Minéraux critiques et stratégiques: attention aux angles morts

Publié le 30/10/2020 à 19:25

Minéraux critiques et stratégiques: attention aux angles morts

Publié le 30/10/2020 à 19:25

Le premier ministre du Québec François Legault (photo: Getty Images)

ANALYSE ÉCONOMIQUE — Le gouvernement de François Legault a lancé officiellement ce jeudi sa stratégie pour valoriser les minéraux critiques et stratégiques (MCS) sur laquelle il planche depuis longtemps. Si cette stratégie est globalement bonne sur papier, le défi sera de l’exécuter tout en jonglant avec deux enjeux cruciaux: la concurrence australienne et le piège de la première transformation.

Les MCS sont essentiels dans plusieurs secteurs. Des entreprises utilisent par exemple du cobalt, du lithium, du nickel et du graphite pour fabriquer des batteries pour les ordinateurs portables et les téléphones intelligents, les voitures électriques et le stockage d'énergie.

Des industriels se servent aussi des éléments du groupe du platine pour fabriquer les disques durs d’ordinateurs, de même que des terres rares pour manufacturer des aimants permanents présents dans les moteurs électriques.

Dans son Plan québécois pour la valorisation des minéraux critiques et stratégiques 2020-2025 (PQVMCS), Québec identifie 22 minéraux jugés essentiels, dans lesquels on trouve d’ailleurs du lithium, du graphite et du nickel.

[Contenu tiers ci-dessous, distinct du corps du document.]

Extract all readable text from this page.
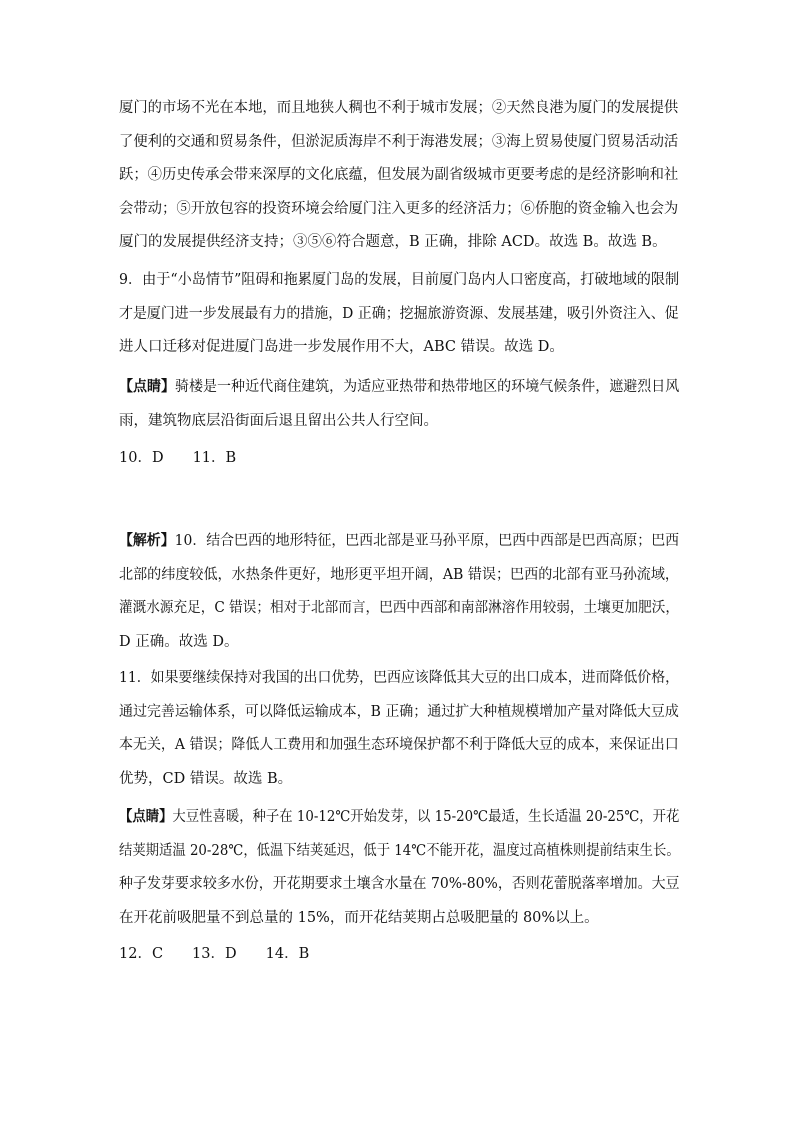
厦门的市场不光在本地，而且地狭人稠也不利于城市发展；②天然良港为厦门的发展提供
了便利的交通和贸易条件，但淤泥质海岸不利于海港发展；③海上贸易使厦门贸易活动活
跃；④历史传承会带来深厚的文化底蕴，但发展为副省级城市更要考虑的是经济影响和社
会带动；⑤开放包容的投资环境会给厦门注入更多的经济活力；⑥侨胞的资金输入也会为
厦门的发展提供经济支持；③⑤⑥符合题意，B 正确，排除 ACD。故选 B。故选 B。
9．由于“小岛情节”阻碍和拖累厦门岛的发展，目前厦门岛内人口密度高，打破地域的限制
才是厦门进一步发展最有力的措施，D 正确；挖掘旅游资源、发展基建，吸引外资注入、促
进人口迁移对促进厦门岛进一步发展作用不大，ABC 错误。故选 D。
【点睛】骑楼是一种近代商住建筑，为适应亚热带和热带地区的环境气候条件，遮避烈日风
雨，建筑物底层沿街面后退且留出公共人行空间。
10．D　　11．B
【解析】10．结合巴西的地形特征，巴西北部是亚马孙平原，巴西中西部是巴西高原；巴西
北部的纬度较低，水热条件更好，地形更平坦开阔，AB 错误；巴西的北部有亚马孙流域，
灌溉水源充足，C 错误；相对于北部而言，巴西中西部和南部淋溶作用较弱，土壤更加肥沃，
D 正确。故选 D。
11．如果要继续保持对我国的出口优势，巴西应该降低其大豆的出口成本，进而降低价格，
通过完善运输体系，可以降低运输成本，B 正确；通过扩大种植规模增加产量对降低大豆成
本无关，A 错误；降低人工费用和加强生态环境保护都不利于降低大豆的成本，来保证出口
优势，CD 错误。故选 B。
【点睛】大豆性喜暖，种子在 10-12℃开始发芽，以 15-20℃最适，生长适温 20-25℃，开花
结荚期适温 20-28℃，低温下结荚延迟，低于 14℃不能开花，温度过高植株则提前结束生长。
种子发芽要求较多水份，开花期要求土壤含水量在 70%-80%，否则花蕾脱落率增加。大豆
在开花前吸肥量不到总量的 15%，而开花结荚期占总吸肥量的 80%以上。
12．C　　13．D　　14．B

Le gouvernement investit 90 millions de dollars sur cinq ans (budgétés lors du dernier budget, en mars) pour mettre en œuvre ce plan, qui s’articule autour de quatre axes:

 

  • Accroître les connaissances et l’expertise sur les minéraux critiques et stratégiques
  • Mettre en place ou optimiser les filières de façon intégrée en partenariat avec les régions productrices de MCS
  • Contribuer à la transition vers une économie durable
  • Sensibiliser, accompagner et promouvoir

 

Actuellement concentré dans la première transformation (exploitation de mine), le Québec veut aussi à terme développer la deuxième (transformation de minerais en alliages ou en composant) et la troisième (fabrication d'équipements, comme des batteries pour les voitures électriques).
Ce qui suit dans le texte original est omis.